Forbes became submerged in floodwaters as the Lachlan River peaked at 10.7 metres on Saturday evening, close to the levels of the 1952 floods, while in Wagga the Murrumbidgee River peaked on Friday at 9.72m, its highest level in a decade.
There were 101 flood warnings in place as of late Sunday.
Meantime, local markets rounded out the week a touch firmer on milling wheat.
ASX Eastern Wheat January contract on Friday settled down $5.50/t at $488/t.
Harvest activity though Qld/Northern NSW and WA continued to trickle in with mixed results.
Meantime, fine warm weather in SA is set to kick in this week which will help assist with early harvest.
On the international trade scene, a South Korean animal feed maker has passed on all offers in its tender to purchase 60,000 metric tons of soymeal.
Prices were regarded as too high.
The grain would have been for arrival in mid-April.
Iraq’s state grains buyer purchased about 150,000 tonnes of hard wheat expected to be sourced from Canada, Lithuania and Australia in an international tender.
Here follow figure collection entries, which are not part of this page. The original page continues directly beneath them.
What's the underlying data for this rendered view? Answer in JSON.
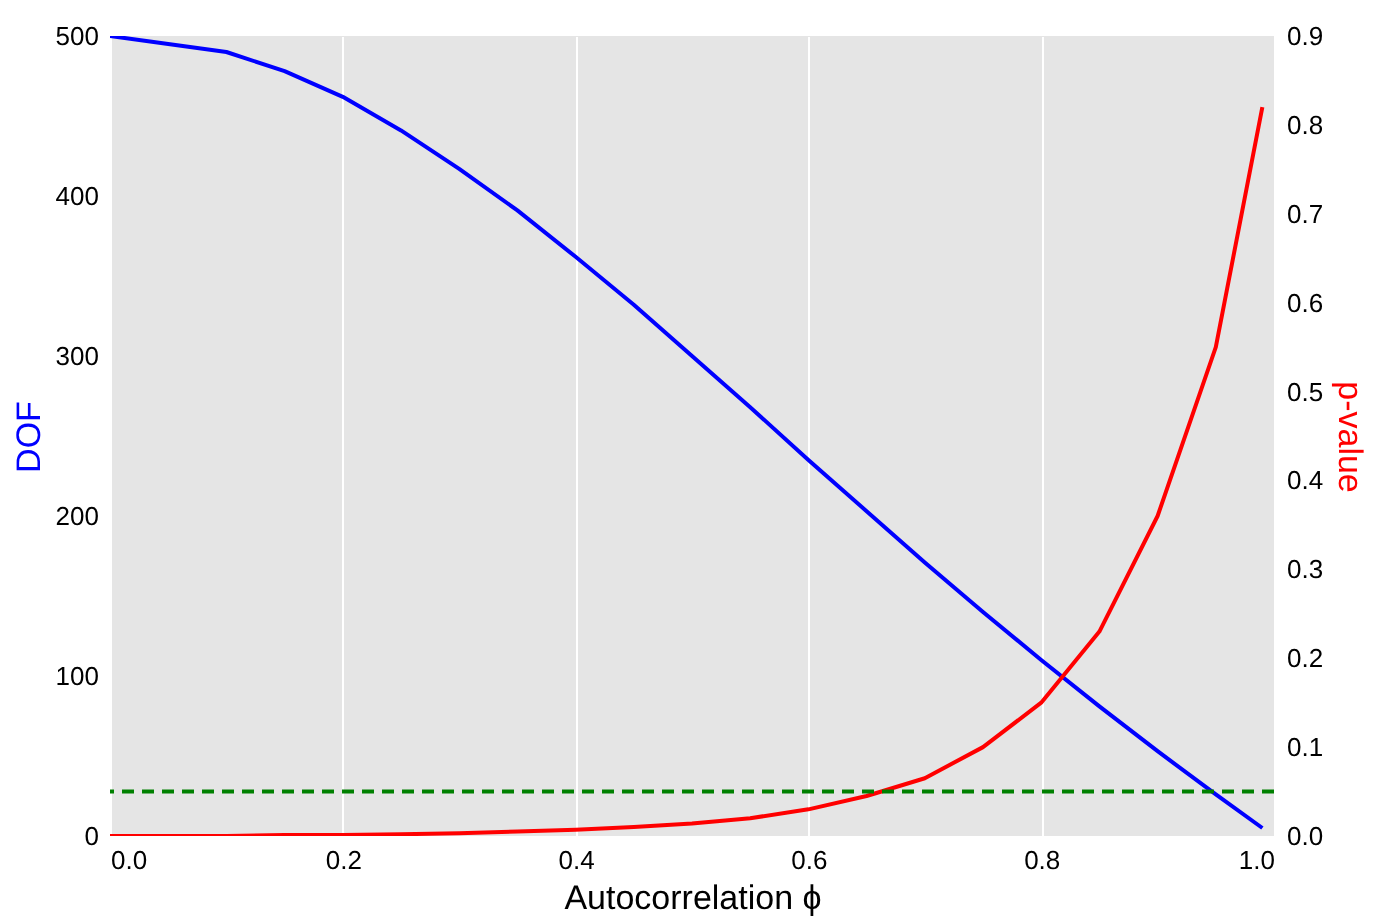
{
  "chart_data": {
    "type": "line",
    "xlabel": "Autocorrelation ϕ",
    "ylabel": "DOF",
    "y2label": "p-value",
    "x": [
      0,
      0.05,
      0.1,
      0.15,
      0.2,
      0.25,
      0.3,
      0.35,
      0.4,
      0.45,
      0.5,
      0.55,
      0.6,
      0.65,
      0.7,
      0.75,
      0.8,
      0.85,
      0.9,
      0.95,
      0.99
    ],
    "series": [
      {
        "color": "#0000ff",
        "values": [
          500,
          495,
          490,
          478,
          462,
          441,
          417,
          391,
          362,
          332,
          300,
          268,
          235,
          203,
          171,
          140,
          110,
          81,
          53,
          26,
          5
        ]
      },
      {
        "color": "#ff0000",
        "axis": "y2",
        "values": [
          0,
          0,
          0,
          0.001,
          0.001,
          0.002,
          0.003,
          0.005,
          0.007,
          0.01,
          0.014,
          0.02,
          0.03,
          0.045,
          0.065,
          0.1,
          0.15,
          0.23,
          0.36,
          0.55,
          0.82
        ]
      }
    ],
    "xlim": [
      0,
      1
    ],
    "xticks": [
      {
        "value": 0,
        "label": "0.0"
      },
      0.2,
      0.4,
      0.6,
      0.8,
      {
        "value": 1,
        "label": "1.0"
      }
    ],
    "ylim": [
      0,
      500
    ],
    "yticks": [
      0,
      100,
      200,
      300,
      400,
      500
    ],
    "y2lim": [
      0,
      0.9
    ],
    "y2ticks": [
      {
        "value": 0,
        "label": "0.0"
      },
      0.1,
      0.2,
      0.3,
      0.4,
      0.5,
      0.6,
      0.7,
      0.8,
      0.9
    ],
    "ref_lines": [
      {
        "axis": "y2",
        "value": 0.05,
        "color": "#008000",
        "line_style": "dashed"
      }
    ],
    "grid": "x",
    "line_style": "solid"
  }
}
The purchase was believed to involve at least 50,000 tonnes of Canadian wheat, said to have been bought at the lowest price of an estimated $489.80 a tonne c&f.
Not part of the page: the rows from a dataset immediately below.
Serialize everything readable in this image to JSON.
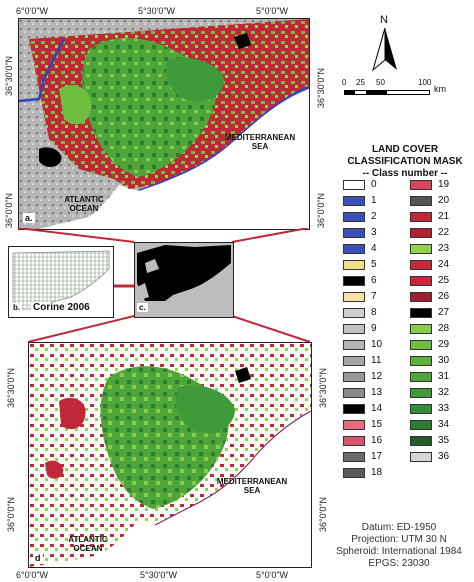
{
  "coords": {
    "top_lon": [
      "6°0'0\"W",
      "5°30'0\"W",
      "5°0'0\"W"
    ],
    "top_lat": [
      "36°30'0\"N",
      "36°0'0\"N"
    ],
    "bottom_lon": [
      "6°0'0\"W",
      "5°30'0\"W",
      "5°0'0\"W"
    ],
    "bottom_lat": [
      "36°30'0\"N",
      "36°0'0\"N"
    ]
  },
  "panels": {
    "a": {
      "letter": "a.",
      "sea1": "MEDITERRANEAN\nSEA",
      "ocean": "ATLANTIC\nOCEAN"
    },
    "b": {
      "letter": "b.",
      "caption": "Corine 2006"
    },
    "c": {
      "letter": "c."
    },
    "d": {
      "letter": "d",
      "sea1": "MEDITERRANEAN\nSEA",
      "ocean": "ATLANTIC\nOCEAN"
    }
  },
  "north": {
    "label": "N"
  },
  "scale": {
    "ticks": [
      "0",
      "25",
      "50",
      "100"
    ],
    "unit": "km"
  },
  "legend": {
    "title_1": "LAND COVER",
    "title_2": "CLASSIFICATION MASK",
    "title_3": "-- Class number --",
    "classes": [
      {
        "n": "0",
        "color": "#ffffff"
      },
      {
        "n": "1",
        "color": "#3a4fb8"
      },
      {
        "n": "2",
        "color": "#3a4fb8"
      },
      {
        "n": "3",
        "color": "#3a4fb8"
      },
      {
        "n": "4",
        "color": "#3a4fb8"
      },
      {
        "n": "5",
        "color": "#f3dc8a"
      },
      {
        "n": "6",
        "color": "#000000"
      },
      {
        "n": "7",
        "color": "#f6e2a6"
      },
      {
        "n": "8",
        "color": "#d0d0d0"
      },
      {
        "n": "9",
        "color": "#c2c2c2"
      },
      {
        "n": "10",
        "color": "#b4b4b4"
      },
      {
        "n": "11",
        "color": "#a6a6a6"
      },
      {
        "n": "12",
        "color": "#989898"
      },
      {
        "n": "13",
        "color": "#8a8a8a"
      },
      {
        "n": "14",
        "color": "#000000"
      },
      {
        "n": "15",
        "color": "#e76b7a"
      },
      {
        "n": "16",
        "color": "#d9546a"
      },
      {
        "n": "17",
        "color": "#6b6b6b"
      },
      {
        "n": "18",
        "color": "#5a5a5a"
      },
      {
        "n": "19",
        "color": "#d9455a"
      },
      {
        "n": "20",
        "color": "#555555"
      },
      {
        "n": "21",
        "color": "#c0283a"
      },
      {
        "n": "22",
        "color": "#b22234"
      },
      {
        "n": "23",
        "color": "#8fd44a"
      },
      {
        "n": "24",
        "color": "#c42a3a"
      },
      {
        "n": "25",
        "color": "#c8283a"
      },
      {
        "n": "26",
        "color": "#9c2030"
      },
      {
        "n": "27",
        "color": "#000000"
      },
      {
        "n": "28",
        "color": "#86cc46"
      },
      {
        "n": "29",
        "color": "#6fbf3e"
      },
      {
        "n": "30",
        "color": "#5cb038"
      },
      {
        "n": "31",
        "color": "#4ea53a"
      },
      {
        "n": "32",
        "color": "#3f9a3a"
      },
      {
        "n": "33",
        "color": "#348c36"
      },
      {
        "n": "34",
        "color": "#2c7d32"
      },
      {
        "n": "35",
        "color": "#245c2c"
      },
      {
        "n": "36",
        "color": "#d6d6d6"
      }
    ]
  },
  "info": {
    "datum": "Datum: ED-1950",
    "projection": "Projection: UTM 30 N",
    "spheroid": "Spheroid: International 1984",
    "epsg": "EPGS: 23030"
  },
  "colors": {
    "green": "#4caf3a",
    "darkgreen": "#2a7a2a",
    "red": "#c0283a",
    "blue": "#2f45c0",
    "grey": "#b5b5b5"
  }
}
Trading house Viterra was said to be the seller.
About 50,000 tonnes of wheat sourced from Lithuania was also said to have been bought at about $499 a tonne c&f from trading house Hanalico.
Some 50,000 tonnes of Australian wheat was purchased at about $480 a tonne c&f from trading house Tiryaki.
The wheat could be sourced from optional origins but Russian wheat could not be offered.
Volumes in Iraq’s tenders are nominal and the country often buys more than sought.
Iraq said on Oct. 17 the country needs to import 5 million tonnes of wheat in 2023, including at least 2 million in the first four months of the new year.
Egypt returned to purchases and calls for tenders for loadings 15/30 December 2022 and 1/15 January 2023.
Egypt has strategic wheat reserves sufficient for five months, the supply minister said on the ministry’s Twitter account on Monday.
Algeria also returned to purchases and calls for tenders in wheat.
Watching this week’s market …
The week starts with Export Inspections report from USDA out this afternoon and the Crop Progress report overnight after the sessions close.
Wednesday is busy starting off with the EIA weekly ethanol production and stocks reports.
We will also get the monthly update to the Nov WASDE and Crop Production reports.
The weekly Export Sales report will be released on Thursday.
On Friday, the government will be closed in observance of Veterans Day, but the markets will be open.
That’s all, thank you.
We wish you a good day and a good start to the week.